Et ce d’autant plus que, pour les consultants, la priorité est de miser sur l’humain. « Le touriste est à la recherche d’une rencontre, témoigne France Gerbal-Médalle. Il veut partager une tranche de vie du vigneron, discuter avec lui de son métier, mais aussi de l’histoire familiale. Il est à la recherche d’authenticité. » Ce que confirme Jean-Claude Belanger : « Racontez-vous, ainsi que votre vie. Ne partez pas sur de la technique. Ce que les touristes veulent découvrir, c’est votre environnement ». La course à l’exceptionnel ou au High-Tech n’est donc pas la priorité.

En revanche, « les touristes veulent absolument réussir leurs vacances, prévient France Gerbal-Médalle. Ils veulent ressortir grandis de leurs vacances. Ils s’approprient le territoire qu’ils visitent, jusque dans le langage. On dit qu’on a FAIT la Toscane par exemple ! Par ricochet, les touristes sont exigeants et attendent un moment privilégié. Il est donc primordial de miser sur la qualité et sur la sincérité ». Exit la décoration cheap ou l’improvisation dans les discours. Direction le tourisme d’émotions et le professionnalisme.

repères

L’œnotourisme en France

La fréquentation des caves est, selon Atout France, estimée à 7,5 millions de personnes, dont 2,5 millions d’étrangers.

Au sein de la clientèle étrangère, les Belges représentent 27 %, les Britanniques 21 %, les Allemands 15 %, les Néerlandais 11 %, et les Américains 4 %.

Un tiers des touristes cite le vin et la gastronomie comme motivations de choix d’un séjour.

La France dispose d’un portail internet, depuis le mois de février, dédié à l’œnotourisme : www.visitfrenchwine.com. Lancé en grande pompe par le ministre des Affaires étrangères et du Développement international, il a pour objectif « d’améliorer la promotion de l’ensemble des destinations et marques œnotouristiques françaises ».

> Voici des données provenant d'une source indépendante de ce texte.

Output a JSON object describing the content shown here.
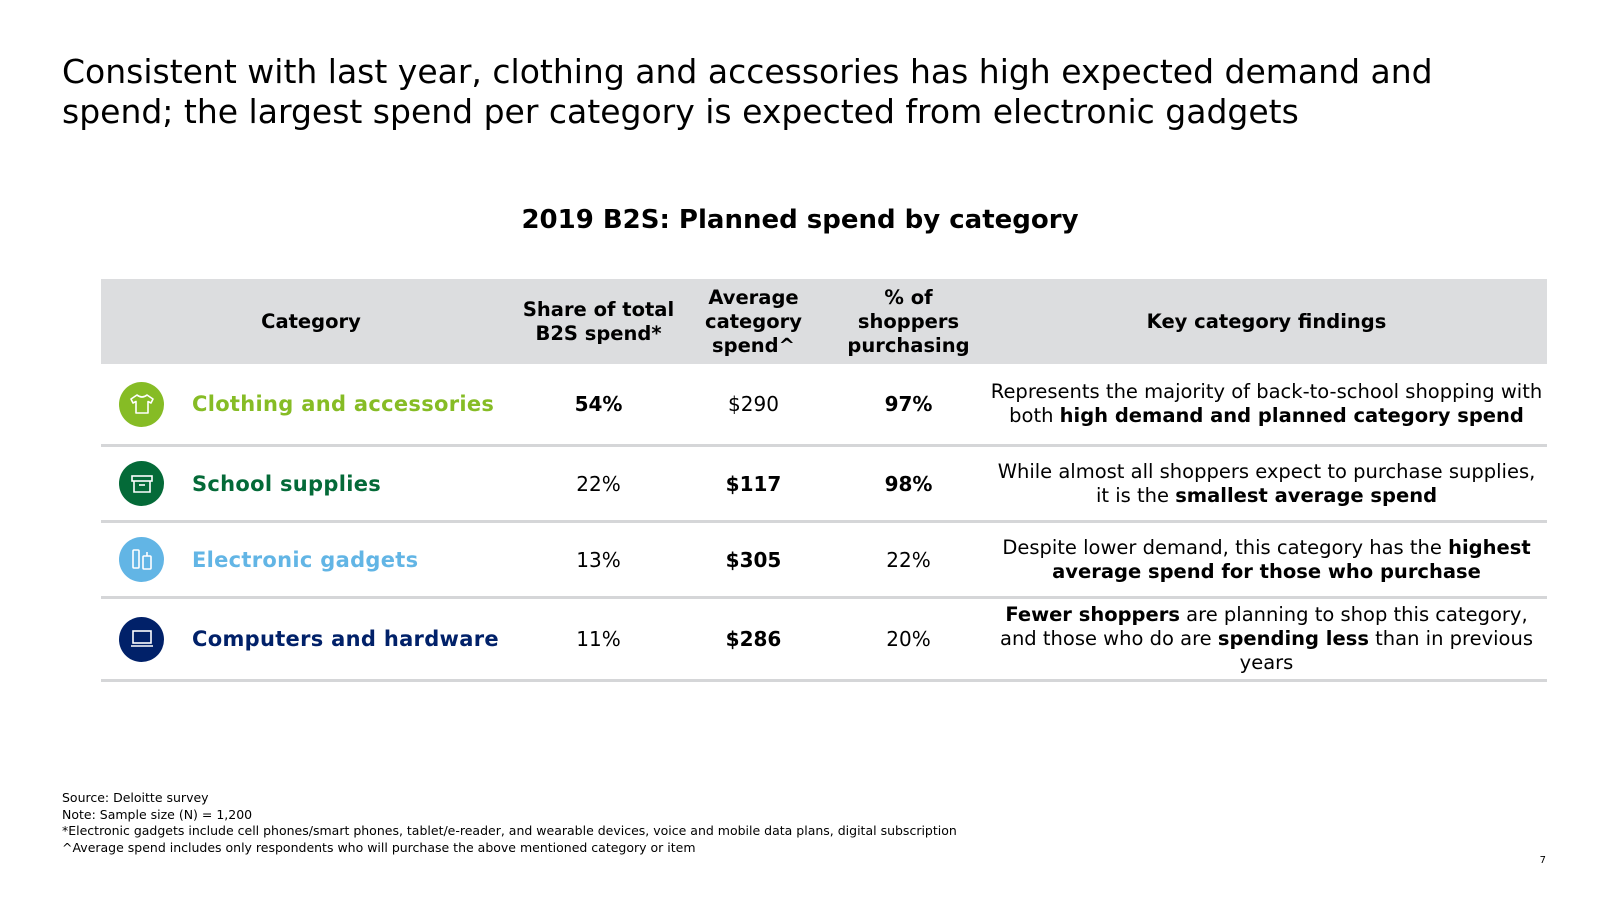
{
  "headline": "Consistent with last year, clothing and accessories has high expected demand and spend; the largest spend per category is expected from electronic gadgets",
  "table_title": "2019 B2S: Planned spend by category",
  "columns": {
    "category": "Category",
    "share": "Share of total B2S spend*",
    "average": "Average category spend^",
    "percent": "% of shoppers purchasing",
    "findings": "Key category findings"
  },
  "rows": [
    {
      "icon": "t-shirt-icon",
      "color": "#86bc25",
      "category": "Clothing and accessories",
      "share": "54%",
      "average": "$290",
      "percent": "97%",
      "finding_pre": "Represents the majority of back-to-school shopping with both ",
      "finding_bold": "high demand and planned category spend",
      "finding_mid": "",
      "finding_bold2": "",
      "finding_post": ""
    },
    {
      "icon": "box-icon",
      "color": "#046a38",
      "category": "School supplies",
      "share": "22%",
      "average": "$117",
      "percent": "98%",
      "finding_pre": "While almost all shoppers expect to purchase supplies, it is the ",
      "finding_bold": "smallest average spend",
      "finding_mid": "",
      "finding_bold2": "",
      "finding_post": ""
    },
    {
      "icon": "phone-icon",
      "color": "#62b5e5",
      "category": "Electronic gadgets",
      "share": "13%",
      "average": "$305",
      "percent": "22%",
      "finding_pre": "Despite lower demand, this category has the ",
      "finding_bold": "highest average spend for those who purchase",
      "finding_mid": "",
      "finding_bold2": "",
      "finding_post": ""
    },
    {
      "icon": "laptop-icon",
      "color": "#012169",
      "category": "Computers and hardware",
      "share": "11%",
      "average": "$286",
      "percent": "20%",
      "finding_pre": "",
      "finding_bold": "Fewer shoppers",
      "finding_mid": " are planning to shop this category, and those who do are ",
      "finding_bold2": "spending less",
      "finding_post": " than in previous years"
    }
  ],
  "notes": [
    "Source: Deloitte survey",
    "Note: Sample size (N) = 1,200",
    "*Electronic gadgets include cell phones/smart phones, tablet/e-reader, and wearable devices, voice and mobile data plans, digital subscription",
    "^Average spend includes only respondents who will purchase the above mentioned category or item"
  ],
  "page_number": "7"
}
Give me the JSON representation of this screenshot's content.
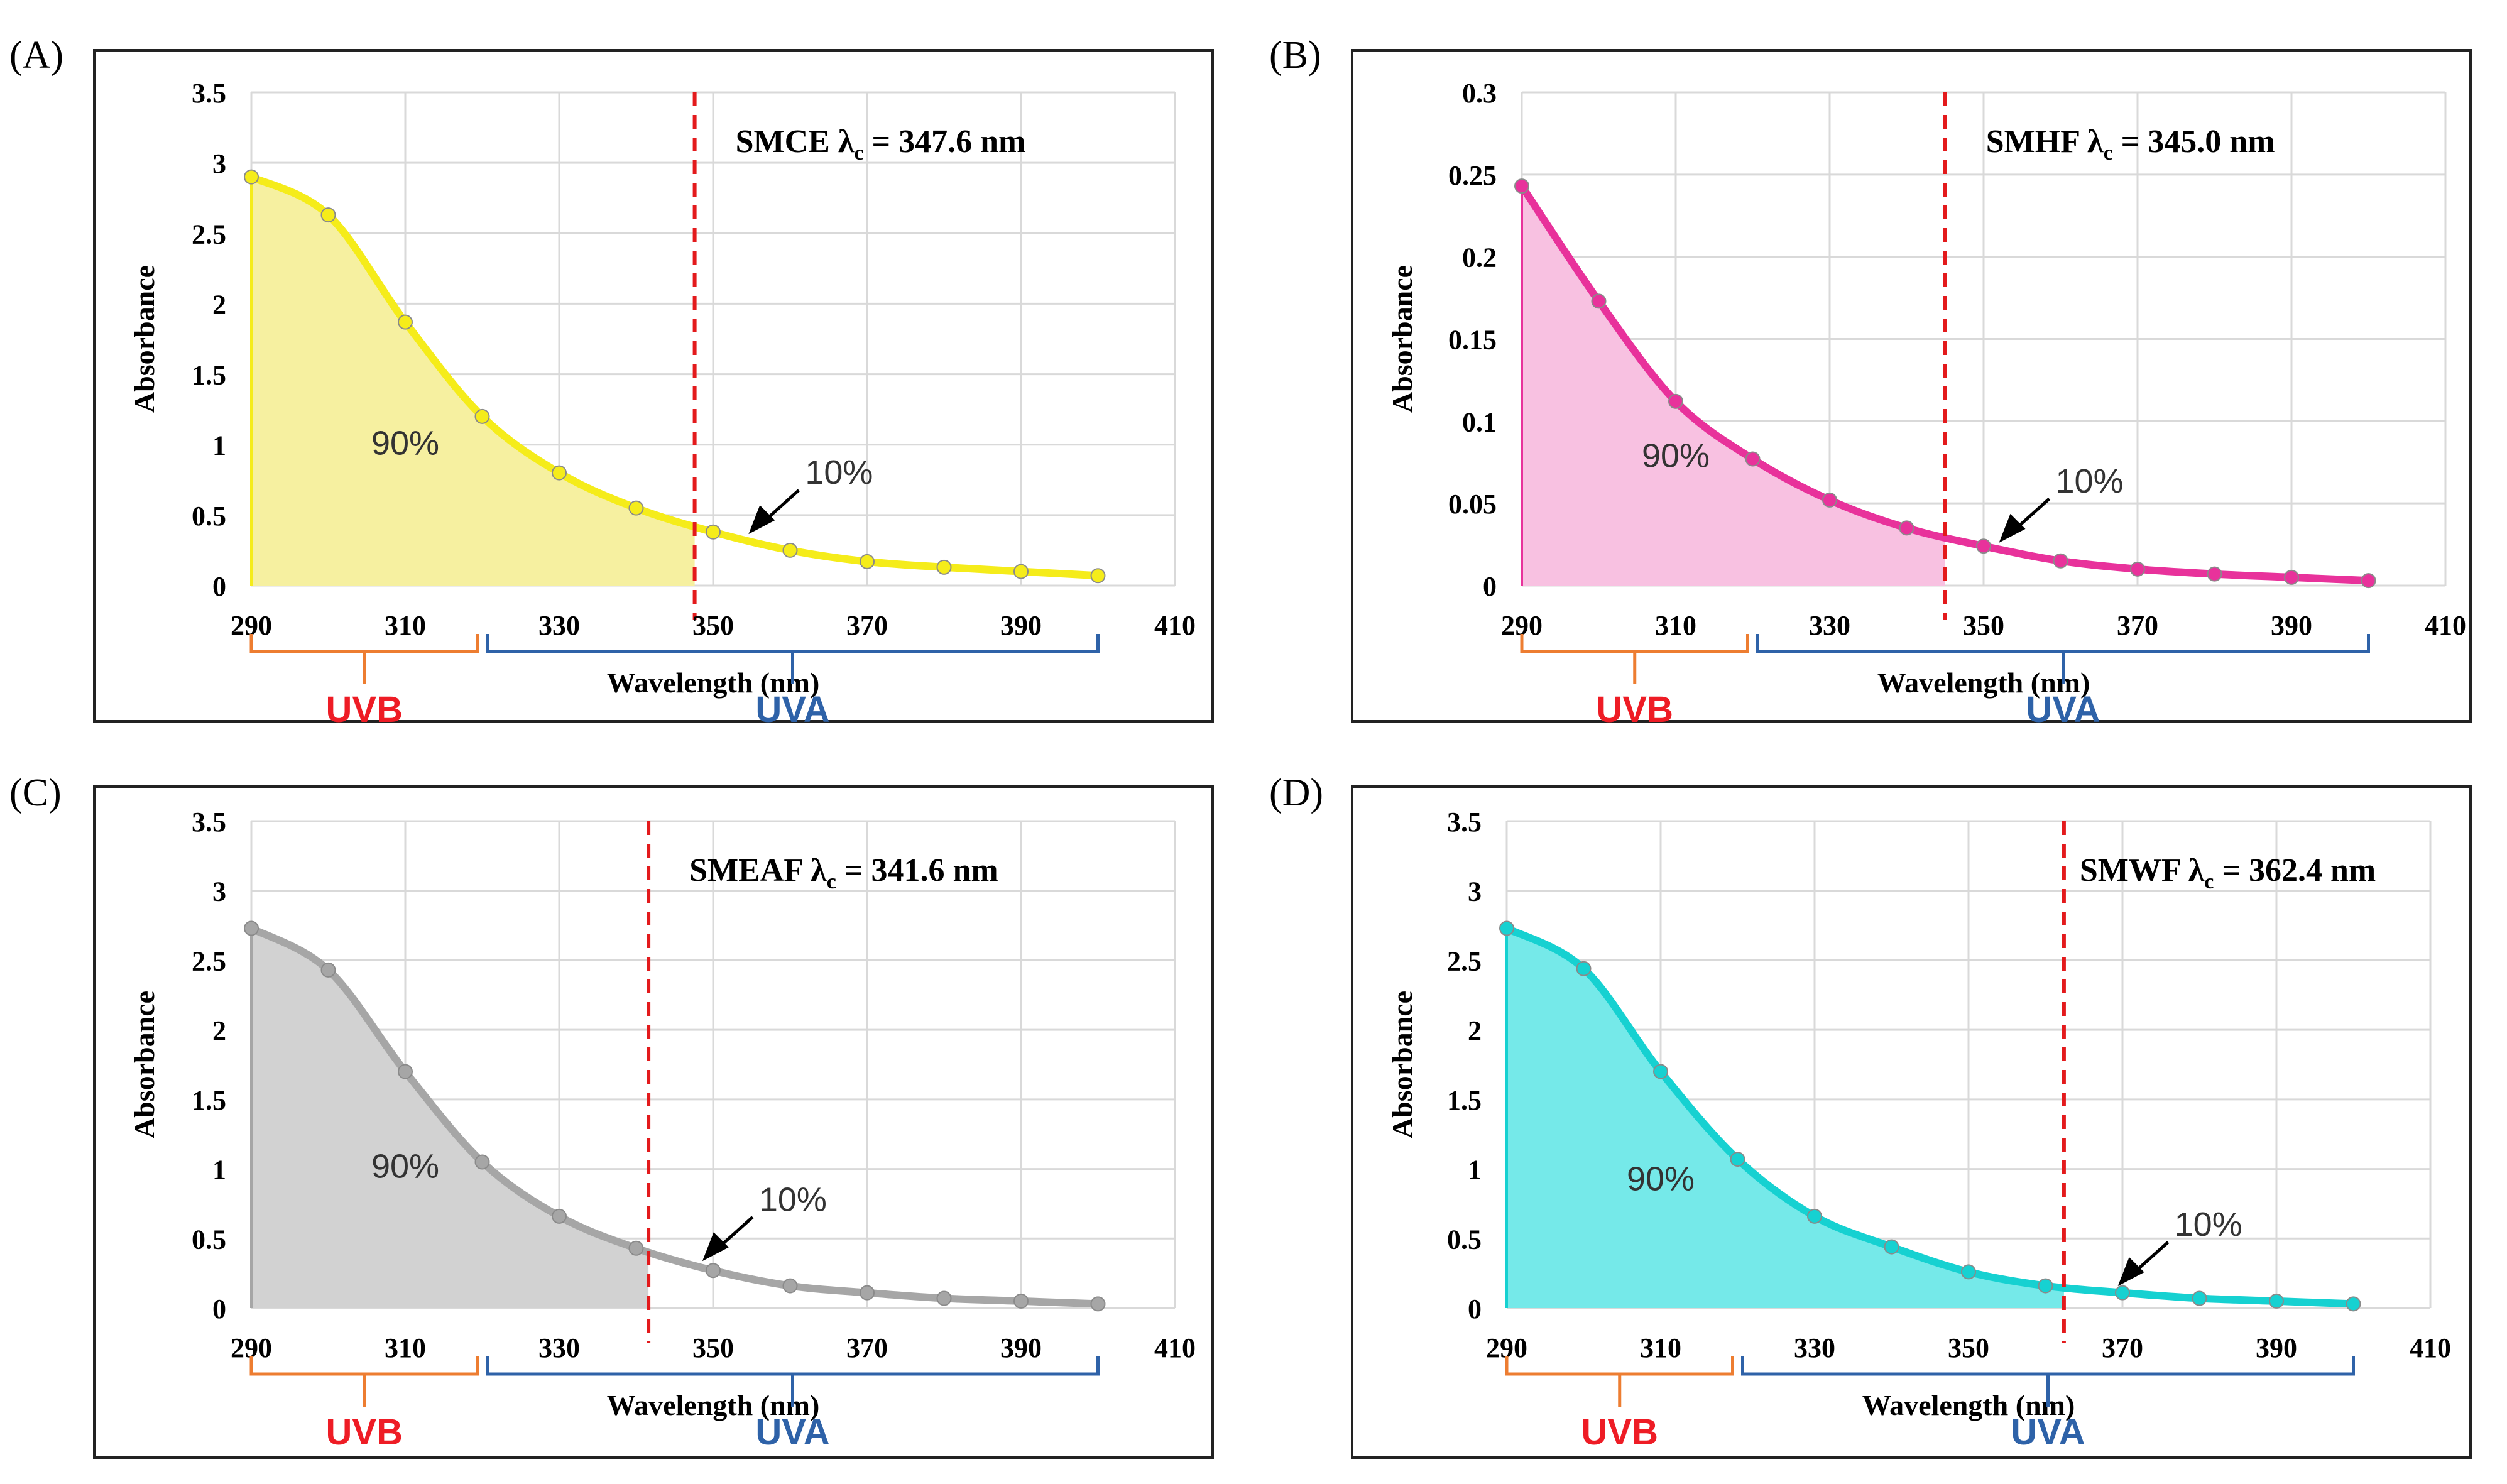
{
  "figure_title": "",
  "shared": {
    "xlabel": "Wavelength (nm)",
    "ylabel": "Absorbance",
    "uvb_label": "UVB",
    "uva_label": "UVA",
    "uvb_range": [
      290,
      320
    ],
    "uva_range": [
      320,
      400
    ],
    "ninety_label": "90%",
    "ten_label": "10%",
    "lambda_symbol": "λ",
    "lambda_sub": "c",
    "lambda_eq": "=",
    "colors": {
      "uvb": "#ed7d31",
      "uva": "#2e62a8",
      "uvb_text": "#ee1c25",
      "uva_text": "#2e62a8",
      "cutoff": "#e31a1c",
      "grid": "#d9d9d9"
    }
  },
  "chart_data": [
    {
      "panel": "(A)",
      "type": "area",
      "sample": "SMCE",
      "lambda_c": 347.6,
      "lambda_value": "347.6 nm",
      "color": "#f5ec1a",
      "fill": "#f6f0a0",
      "xlim": [
        290,
        410
      ],
      "ylim": [
        0,
        3.5
      ],
      "xticks": [
        "290",
        "310",
        "330",
        "350",
        "370",
        "390",
        "410"
      ],
      "yticks": [
        "0",
        "0.5",
        "1",
        "1.5",
        "2",
        "2.5",
        "3",
        "3.5"
      ],
      "x": [
        290,
        300,
        310,
        320,
        330,
        340,
        350,
        360,
        370,
        380,
        390,
        400
      ],
      "y": [
        2.9,
        2.63,
        1.87,
        1.2,
        0.8,
        0.55,
        0.38,
        0.25,
        0.17,
        0.13,
        0.1,
        0.07
      ]
    },
    {
      "panel": "(B)",
      "type": "area",
      "sample": "SMHF",
      "lambda_c": 345.0,
      "lambda_value": "345.0 nm",
      "color": "#e8329b",
      "fill": "#f8c1e1",
      "xlim": [
        290,
        410
      ],
      "ylim": [
        0,
        0.3
      ],
      "xticks": [
        "290",
        "310",
        "330",
        "350",
        "370",
        "390",
        "410"
      ],
      "yticks": [
        "0",
        "0.05",
        "0.1",
        "0.15",
        "0.2",
        "0.25",
        "0.3"
      ],
      "x": [
        290,
        300,
        310,
        320,
        330,
        340,
        350,
        360,
        370,
        380,
        390,
        400
      ],
      "y": [
        0.243,
        0.173,
        0.112,
        0.077,
        0.052,
        0.035,
        0.024,
        0.015,
        0.01,
        0.007,
        0.005,
        0.003
      ]
    },
    {
      "panel": "(C)",
      "type": "area",
      "sample": "SMEAF",
      "lambda_c": 341.6,
      "lambda_value": "341.6 nm",
      "color": "#a6a6a6",
      "fill": "#d2d2d2",
      "xlim": [
        290,
        410
      ],
      "ylim": [
        0,
        3.5
      ],
      "xticks": [
        "290",
        "310",
        "330",
        "350",
        "370",
        "390",
        "410"
      ],
      "yticks": [
        "0",
        "0.5",
        "1",
        "1.5",
        "2",
        "2.5",
        "3",
        "3.5"
      ],
      "x": [
        290,
        300,
        310,
        320,
        330,
        340,
        350,
        360,
        370,
        380,
        390,
        400
      ],
      "y": [
        2.73,
        2.43,
        1.7,
        1.05,
        0.66,
        0.43,
        0.27,
        0.16,
        0.11,
        0.07,
        0.05,
        0.03
      ]
    },
    {
      "panel": "(D)",
      "type": "area",
      "sample": "SMWF",
      "lambda_c": 362.4,
      "lambda_value": "362.4 nm",
      "color": "#16d1d1",
      "fill": "#75e9e9",
      "xlim": [
        290,
        410
      ],
      "ylim": [
        0,
        3.5
      ],
      "xticks": [
        "290",
        "310",
        "330",
        "350",
        "370",
        "390",
        "410"
      ],
      "yticks": [
        "0",
        "0.5",
        "1",
        "1.5",
        "2",
        "2.5",
        "3",
        "3.5"
      ],
      "x": [
        290,
        300,
        310,
        320,
        330,
        340,
        350,
        360,
        370,
        380,
        390,
        400
      ],
      "y": [
        2.73,
        2.44,
        1.7,
        1.07,
        0.66,
        0.44,
        0.26,
        0.16,
        0.11,
        0.07,
        0.05,
        0.03
      ]
    }
  ]
}
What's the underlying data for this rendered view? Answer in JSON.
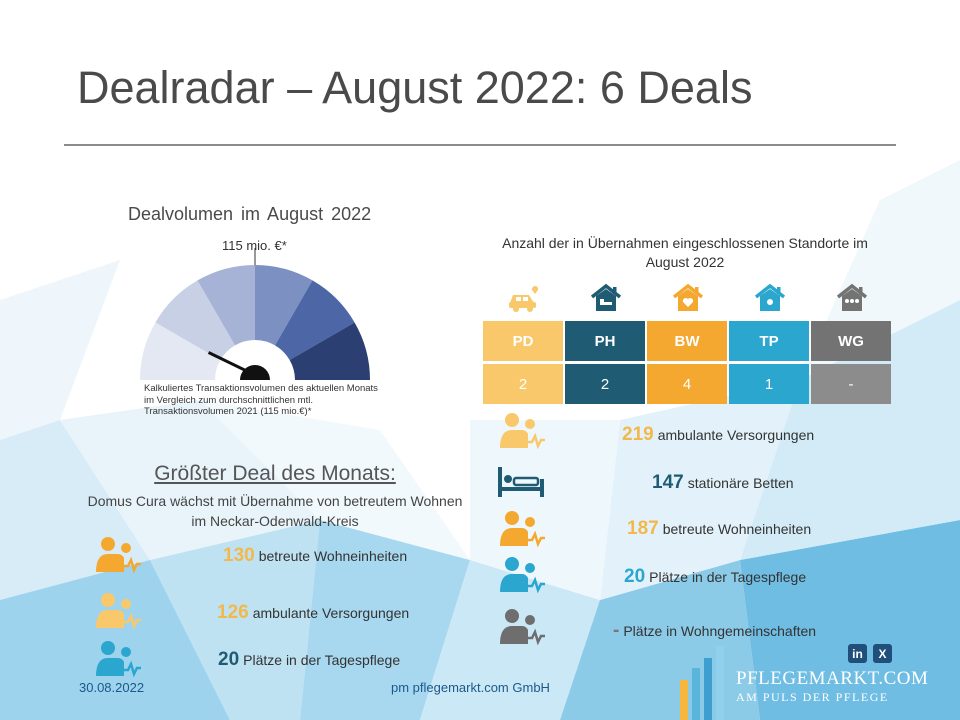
{
  "title": "Dealradar – August 2022: 6 Deals",
  "gauge": {
    "title": "Dealvolumen  im August  2022",
    "value_label": "115 mio. €*",
    "note": "Kalkuliertes Transaktionsvolumen des aktuellen Monats im Vergleich zum durchschnittlichen mtl. Transaktionsvolumen 2021 (115 mio.€)*",
    "level": 0.18
  },
  "standorte": {
    "title": "Anzahl der in Übernahmen eingeschlossenen Standorte im August 2022",
    "columns": [
      {
        "code": "PD",
        "value": "2",
        "color": "#f9c86a",
        "val_color": "#f9c86a",
        "icon": "car-care-icon"
      },
      {
        "code": "PH",
        "value": "2",
        "color": "#1f5c74",
        "val_color": "#1f5c74",
        "icon": "house-bed-icon"
      },
      {
        "code": "BW",
        "value": "4",
        "color": "#f5a830",
        "val_color": "#f5a830",
        "icon": "house-heart-icon"
      },
      {
        "code": "TP",
        "value": "1",
        "color": "#2aa6cf",
        "val_color": "#2aa6cf",
        "icon": "house-sun-icon"
      },
      {
        "code": "WG",
        "value": "-",
        "color": "#737373",
        "val_color": "#8c8c8c",
        "icon": "house-people-icon"
      }
    ]
  },
  "stats_right": [
    {
      "num": "219",
      "text": "ambulante Versorgungen",
      "icon": "care-person-icon"
    },
    {
      "num": "147",
      "text": "stationäre Betten",
      "icon": "bed-icon"
    },
    {
      "num": "187",
      "text": "betreute Wohneinheiten",
      "icon": "care-person-icon"
    },
    {
      "num": "20",
      "text": "Plätze in der Tagespflege",
      "icon": "care-person-icon"
    },
    {
      "num": "-",
      "text": "Plätze in Wohngemeinschaften",
      "icon": "care-person-icon"
    }
  ],
  "deal": {
    "title": "Größter Deal des Monats:",
    "subtitle": "Domus Cura wächst mit Übernahme von betreutem Wohnen im Neckar-Odenwald-Kreis",
    "stats": [
      {
        "num": "130",
        "text": "betreute Wohneinheiten",
        "icon": "care-person-icon"
      },
      {
        "num": "126",
        "text": "ambulante Versorgungen",
        "icon": "care-person-icon"
      },
      {
        "num": "20",
        "text": "Plätze in der Tagespflege",
        "icon": "care-person-icon"
      }
    ]
  },
  "footer": {
    "date": "30.08.2022",
    "company": "pm pflegemarkt.com GmbH",
    "logo_name": "PFLEGEMARKT.COM",
    "logo_tag": "AM PULS DER PFLEGE",
    "social": [
      "in",
      "X"
    ]
  }
}
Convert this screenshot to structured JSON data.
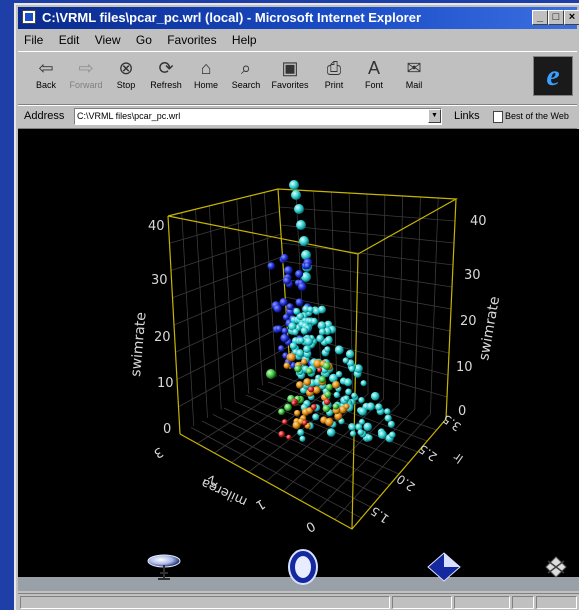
{
  "window": {
    "title": "C:\\VRML files\\pcar_pc.wrl (local) - Microsoft Internet Explorer",
    "controls": [
      "_",
      "□",
      "×"
    ]
  },
  "menu": [
    "File",
    "Edit",
    "View",
    "Go",
    "Favorites",
    "Help"
  ],
  "toolbar": {
    "buttons": [
      {
        "label": "Back",
        "icon": "back-arrow-icon"
      },
      {
        "label": "Forward",
        "icon": "forward-arrow-icon",
        "disabled": true
      },
      {
        "label": "Stop",
        "icon": "stop-icon"
      },
      {
        "label": "Refresh",
        "icon": "refresh-icon"
      },
      {
        "label": "Home",
        "icon": "home-icon"
      },
      {
        "label": "Search",
        "icon": "search-icon"
      },
      {
        "label": "Favorites",
        "icon": "favorites-icon"
      },
      {
        "label": "Print",
        "icon": "print-icon"
      },
      {
        "label": "Font",
        "icon": "font-icon"
      },
      {
        "label": "Mail",
        "icon": "mail-icon"
      }
    ]
  },
  "address": {
    "label": "Address",
    "value": "C:\\VRML files\\pcar_pc.wrl",
    "links_label": "Links",
    "best_of_web": "Best of the Web"
  },
  "viewer": {
    "left_axis_ticks": [
      "40",
      "30",
      "20",
      "10",
      "0"
    ],
    "left_axis_label": "swimrate",
    "right_axis_ticks": [
      "40",
      "30",
      "20",
      "10",
      "0"
    ],
    "right_axis_label": "swimrate",
    "bottom_left_ticks": [
      "3",
      "2",
      "1",
      "0"
    ],
    "bottom_left_label": "milerea",
    "bottom_right_ticks": [
      "3.5",
      "2.5",
      "2.0",
      "1.5"
    ],
    "bottom_right_label": "lr"
  },
  "colors": {
    "titlebar": "#0a2a8c",
    "box": "#c8b400",
    "grid": "#3a3a3a",
    "cyan": "#2ecfd0",
    "blue": "#2030d8",
    "orange": "#e08a10",
    "green": "#3fc23f",
    "red": "#d02020"
  }
}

Néanmoins, pour le moment, ce site est décevant : il ne répertorie pas toute l’offre hexagonale, et fait la part belle aux grands noms. Par ailleurs, il ne permet pas une réservation en ligne. Or c’est ce qu’attendent les étrangers…

Les Vignerons indépendants de France ont eux aussi lancé leur plateforme, qui elle, permet (entre autres) de réserver des séjours clé en main en ligne.